Blood Orange is Dev Hynes’ second successful music project in addition to his start in the dance punk band, Test Icicles. Following his departure, Hynes created his chamberpoppish Lightspeed Champion project. The end of Lightspeed Champion’s run came on as Hynes required surgery to repair severe damage to his throat. While he popped up at the occasional festival gig, Hynes mostly worked in solitude on personal projects. The fruits of these labours resulted in the embryo of his most recent and most successful project. Blood Orange’s mix of electronica and R & B first appeared in performances in London and NYC with Hynes playing guitar and laptop. The Coastal Grooves album was met with raves. The follow up, Cupid Deluxe featured guests such as Clams Casino and members of Dirty Projectors and Chairlift.
2016’s Freetown Sound has taken Hynes and his Blood Orange moniker near the mainstream. An album sure to be found on many ‘best of’ lists, Freetown Sound ups the ante of guest performers (Nelly Furtado, Debbie Harry and recipient of some of Hynes’ external songwriting, Carly Rae Jepsen). A leap of concept and production, Freetown Sound speaks of pride, concern and defence of black, queer and feminist life. It’s a dense listen full of emotion, compelling serious thought but demands that you stand up, scream, smile and dance. Those lucky enough to get their hands on a sought-out ticket for one of his few shows of the year got to witness and participate in this actively.

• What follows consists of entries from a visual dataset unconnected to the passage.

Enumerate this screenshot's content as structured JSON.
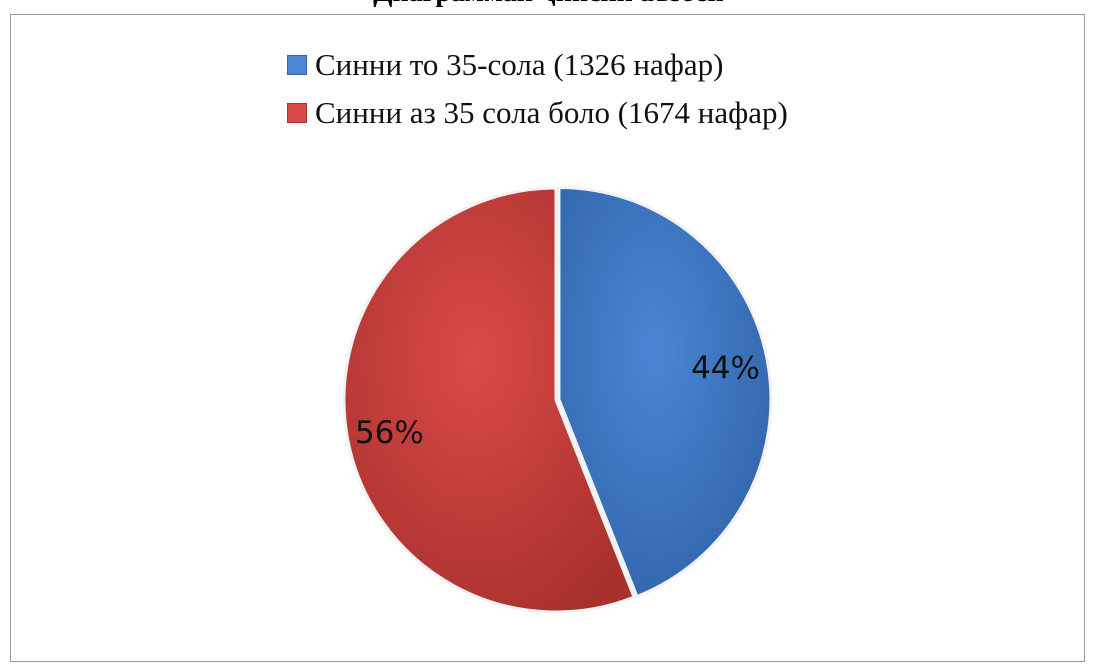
{
  "chart_data": {
    "type": "pie",
    "title": "Диаграммаи ҷинсии аъзоён",
    "slices": [
      {
        "label": "Синни то 35-сола (1326 нафар)",
        "value": 44,
        "display": "44%",
        "color": "#4a86d4",
        "color_dark": "#2f63a8"
      },
      {
        "label": "Синни аз 35 сола боло (1674 нафар)",
        "value": 56,
        "display": "56%",
        "color": "#d94a46",
        "color_dark": "#a8302d"
      }
    ],
    "legend_position": "top",
    "start_angle": "12 o'clock, clockwise"
  }
}
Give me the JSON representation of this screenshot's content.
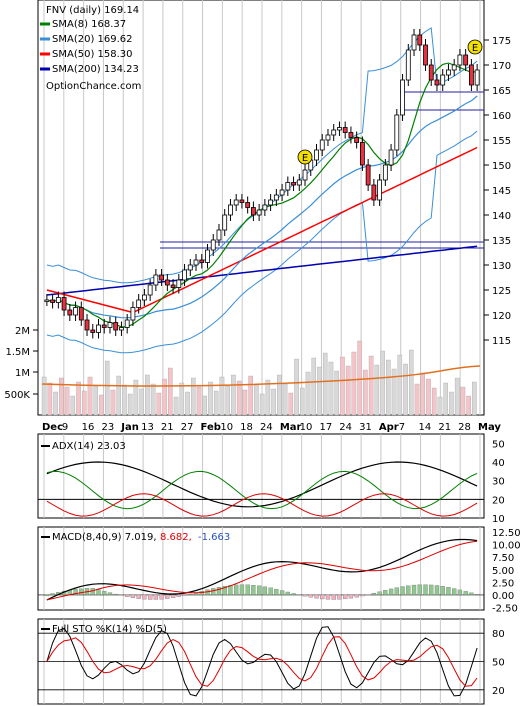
{
  "chart_data": {
    "type": "line",
    "title": "FNV (daily) 169.14",
    "watermark": "OptionChance.com",
    "x_labels": [
      "Dec",
      "9",
      "16",
      "23",
      "Jan",
      "13",
      "21",
      "27",
      "Feb",
      "10",
      "18",
      "24",
      "Mar",
      "10",
      "17",
      "24",
      "31",
      "Apr",
      "7",
      "14",
      "21",
      "28",
      "May"
    ],
    "price_panel": {
      "ylim": [
        110,
        180
      ],
      "yticks": [
        115,
        120,
        125,
        130,
        135,
        140,
        145,
        150,
        155,
        160,
        165,
        170,
        175
      ],
      "volume_ticks": [
        "2M",
        "1.5M",
        "1M",
        "500K"
      ],
      "legend": [
        {
          "label": "SMA(8) 168.37",
          "color": "#008000"
        },
        {
          "label": "SMA(20) 169.62",
          "color": "#3a8fd8"
        },
        {
          "label": "SMA(50) 158.30",
          "color": "#ff0000"
        },
        {
          "label": "SMA(200) 134.23",
          "color": "#0000b0"
        }
      ],
      "earnings_marker": "E",
      "close": [
        123,
        122.5,
        123.5,
        121,
        120,
        121.5,
        119,
        117,
        116.5,
        118,
        117.5,
        118.5,
        117,
        117.5,
        119,
        121.5,
        123,
        124,
        126,
        128,
        127,
        126,
        125.5,
        127,
        129,
        130,
        131,
        130.5,
        133,
        135,
        137,
        140,
        142,
        143,
        142.5,
        141.5,
        140,
        141,
        142,
        143,
        144,
        145,
        146.5,
        146,
        147,
        149,
        151,
        153,
        155,
        156,
        157,
        157.5,
        156.5,
        155.5,
        154.5,
        150,
        146,
        143,
        147,
        150,
        153,
        160,
        167,
        173,
        176,
        174,
        170,
        167,
        166,
        168,
        169,
        170,
        172,
        170,
        166,
        169
      ]
    },
    "adx_panel": {
      "label": "ADX(14) 23.03",
      "ylim": [
        10,
        55
      ],
      "yticks": [
        10,
        20,
        30,
        40,
        50
      ]
    },
    "macd_panel": {
      "label": "MACD(8,40,9) 7.019,",
      "signal_label": "8.682,",
      "hist_label": "-1.663",
      "ylim": [
        -3,
        13.5
      ],
      "yticks": [
        "12.50",
        "10.00",
        "7.50",
        "5.00",
        "2.50",
        "0.00",
        "-2.50"
      ]
    },
    "sto_panel": {
      "label": "Full STO %K(14) %D(5)",
      "ylim": [
        5,
        95
      ],
      "yticks": [
        20,
        50,
        80
      ]
    }
  }
}
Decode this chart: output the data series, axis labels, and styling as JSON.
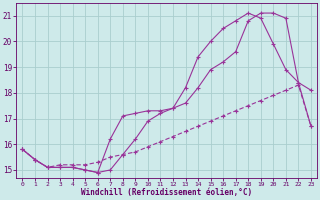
{
  "xlabel": "Windchill (Refroidissement éolien,°C)",
  "background_color": "#ceeaea",
  "grid_color": "#aacece",
  "line_color": "#993399",
  "xlim": [
    -0.5,
    23.5
  ],
  "ylim": [
    14.7,
    21.5
  ],
  "yticks": [
    15,
    16,
    17,
    18,
    19,
    20,
    21
  ],
  "xticks": [
    0,
    1,
    2,
    3,
    4,
    5,
    6,
    7,
    8,
    9,
    10,
    11,
    12,
    13,
    14,
    15,
    16,
    17,
    18,
    19,
    20,
    21,
    22,
    23
  ],
  "line1_x": [
    0,
    1,
    2,
    3,
    4,
    5,
    6,
    7,
    8,
    9,
    10,
    11,
    12,
    13,
    14,
    15,
    16,
    17,
    18,
    19,
    20,
    21,
    22,
    23
  ],
  "line1_y": [
    15.8,
    15.4,
    15.1,
    15.1,
    15.1,
    15.0,
    14.9,
    15.0,
    15.6,
    16.2,
    16.9,
    17.2,
    17.4,
    18.2,
    19.4,
    20.0,
    20.5,
    20.8,
    21.1,
    20.9,
    19.9,
    18.9,
    18.4,
    18.1
  ],
  "line2_x": [
    0,
    1,
    2,
    3,
    4,
    5,
    6,
    7,
    8,
    9,
    10,
    11,
    12,
    13,
    14,
    15,
    16,
    17,
    18,
    19,
    20,
    21,
    22,
    23
  ],
  "line2_y": [
    15.8,
    15.4,
    15.1,
    15.1,
    15.1,
    15.0,
    14.9,
    16.2,
    17.1,
    17.2,
    17.3,
    17.3,
    17.4,
    17.6,
    18.2,
    18.9,
    19.2,
    19.6,
    20.8,
    21.1,
    21.1,
    20.9,
    18.4,
    16.7
  ],
  "line3_x": [
    0,
    1,
    2,
    3,
    4,
    5,
    6,
    7,
    8,
    9,
    10,
    11,
    12,
    13,
    14,
    15,
    16,
    17,
    18,
    19,
    20,
    21,
    22,
    23
  ],
  "line3_y": [
    15.8,
    15.4,
    15.1,
    15.2,
    15.2,
    15.2,
    15.3,
    15.5,
    15.6,
    15.7,
    15.9,
    16.1,
    16.3,
    16.5,
    16.7,
    16.9,
    17.1,
    17.3,
    17.5,
    17.7,
    17.9,
    18.1,
    18.3,
    16.7
  ]
}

Blood Orange came to Toronto on September 21 to play before a packed sold-out audience at the Danforth Music Hall. Opening the show on keyboard backed with his two stunning singers, Ava Raiin and Eva Tolkin, Hynes sang By Ourselves. The rest of the band joined and the 80s drum machine beat of St. Augustine got the Hall dancing. The beat continued as Hynes moved through most of Freetown. An acolyte of Michael Jackson moves, Hynes encouraged all to dance like everyone else was watching and loved you for your bravery. A swell of emotions hit when singer, Eva Tolkin took on Nelly Furtado’s vocal solo on Hadron Collider. The hugs, tears and chorus singalong made this song one of the night’s favourites.
The Blood Orange band was immensely tight in front of a simple but powerful modular stage design by LA artist Clare Gillen. I’m not alone in knowing that this show, while one of the most anticipated of 2016, lived up to all the hype.